A new study out of Europe has found that a simple blood test targeting a molecule found in gut bacteria may be able to predict serious risk of heart problems and even death in patients who show up in the emergency room with chest pains.

The researchers involved in a study published this week in the European Heart Journal have found that measuring levels of a molecule known as trimethylamine N-oxide (TMAO), which is produced by gut bacteria from “components of red meat, eggs, and dairy products in blood,” could give emergency-room doctors a “quick and reliable” way of assessing the risk of major heart troubles or death in patients.

The study, led by Thomas Luscher, a professor of Cardiology at the University of Heart Centre in Zurich, Switzerland, showed that TMAO levels could predict risk not only in the short-term (the first 30 days after a visit to the hospital), but also risk of death in the longer term – up to seven years later.

Higher TMAO levels have already been shown to predict the risk of thrombosis (blood clots) in heart disease patients, but the new findings suggest they are a marker for predicting serious heart problems or death in healthy people who go to hospitals with possible heart problems such as angina or heart attack for the first time.

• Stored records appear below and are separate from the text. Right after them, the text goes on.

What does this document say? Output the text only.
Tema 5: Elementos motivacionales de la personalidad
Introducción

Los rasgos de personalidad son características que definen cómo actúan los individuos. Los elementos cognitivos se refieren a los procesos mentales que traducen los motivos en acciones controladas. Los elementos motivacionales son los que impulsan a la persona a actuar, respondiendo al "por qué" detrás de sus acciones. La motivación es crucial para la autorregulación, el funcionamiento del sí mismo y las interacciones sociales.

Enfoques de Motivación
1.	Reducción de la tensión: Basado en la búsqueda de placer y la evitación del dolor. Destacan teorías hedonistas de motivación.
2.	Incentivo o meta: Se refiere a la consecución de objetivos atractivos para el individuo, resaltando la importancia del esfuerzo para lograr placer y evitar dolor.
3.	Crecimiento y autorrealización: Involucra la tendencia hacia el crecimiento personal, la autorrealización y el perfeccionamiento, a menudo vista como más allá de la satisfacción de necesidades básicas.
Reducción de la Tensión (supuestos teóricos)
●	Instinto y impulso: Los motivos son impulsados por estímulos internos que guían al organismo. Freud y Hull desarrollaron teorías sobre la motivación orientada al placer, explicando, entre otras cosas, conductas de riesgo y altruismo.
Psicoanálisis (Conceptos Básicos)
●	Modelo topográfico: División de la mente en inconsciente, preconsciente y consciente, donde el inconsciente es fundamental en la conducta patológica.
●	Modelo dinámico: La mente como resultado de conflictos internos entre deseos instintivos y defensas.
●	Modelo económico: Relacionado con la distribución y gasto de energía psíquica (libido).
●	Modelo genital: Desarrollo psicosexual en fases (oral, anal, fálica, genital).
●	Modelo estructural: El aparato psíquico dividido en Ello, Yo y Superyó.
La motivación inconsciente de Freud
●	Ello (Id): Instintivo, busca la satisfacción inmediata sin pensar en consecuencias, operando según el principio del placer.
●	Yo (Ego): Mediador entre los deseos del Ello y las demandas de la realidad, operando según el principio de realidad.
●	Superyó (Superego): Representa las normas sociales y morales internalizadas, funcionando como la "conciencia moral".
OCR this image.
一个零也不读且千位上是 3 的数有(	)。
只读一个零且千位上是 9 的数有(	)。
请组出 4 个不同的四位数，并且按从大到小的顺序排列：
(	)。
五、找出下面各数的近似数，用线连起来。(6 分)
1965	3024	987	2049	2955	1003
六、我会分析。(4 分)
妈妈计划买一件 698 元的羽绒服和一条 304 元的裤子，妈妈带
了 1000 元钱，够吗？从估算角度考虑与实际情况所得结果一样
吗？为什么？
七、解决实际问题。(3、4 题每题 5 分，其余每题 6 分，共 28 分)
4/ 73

Researchers examined TMAO levels in the blood of 530 patients at a U.S. hospital, as well as more than 1,600 patients who had coronary angiography within five days of being admitted to one of four university hospitals in Switzerland.

Researchers followed up with the patients for several years, looking at whether a patient had developed blood vessel problems, heart attack, stroke or had undergone a procedure known as revascularisation. If the patient had died, they examined cause of death.

“We found that Cleveland patients with higher TMAO levels were more likely to experience major adverse cardiovascular event at 30 days, six months and seven years after their hospital admittance,” Luscher said in a statement announcing the study.

Luscher added that adjusting for age, smoke, diabetes and other risk factors, the findings showed that those with higher TMAO levels were six times more likely to die, suffer a heart attack or stroke at 30 days and at six months, and nearly twice as likely to die with seven years.

The findings suggest that patients may be able to reduce their risk by trying to reduce TMAO levels in two possible ways: changing their diet or developing new drugs that prevent TMAO from being produced in the body.

“TMAO offers a better understanding of the clinical impact that our daily diet has on the cardiovascular system, specifically in patients presenting with acute coronary syndrome,” co-author Dr. Slayman Obeid said in the statement. “This opens the way for new preventive measures, such as encouraging patients to switch from a diet rich in red meat, dairy products and eggs to a Mediterranean diet rich in green leafy vegetables and fibre.”

The researchers noted that TMAO testing is “quick and easy” to perform in a laboratory, and would only cost US$50-55 in a U.S. hospital.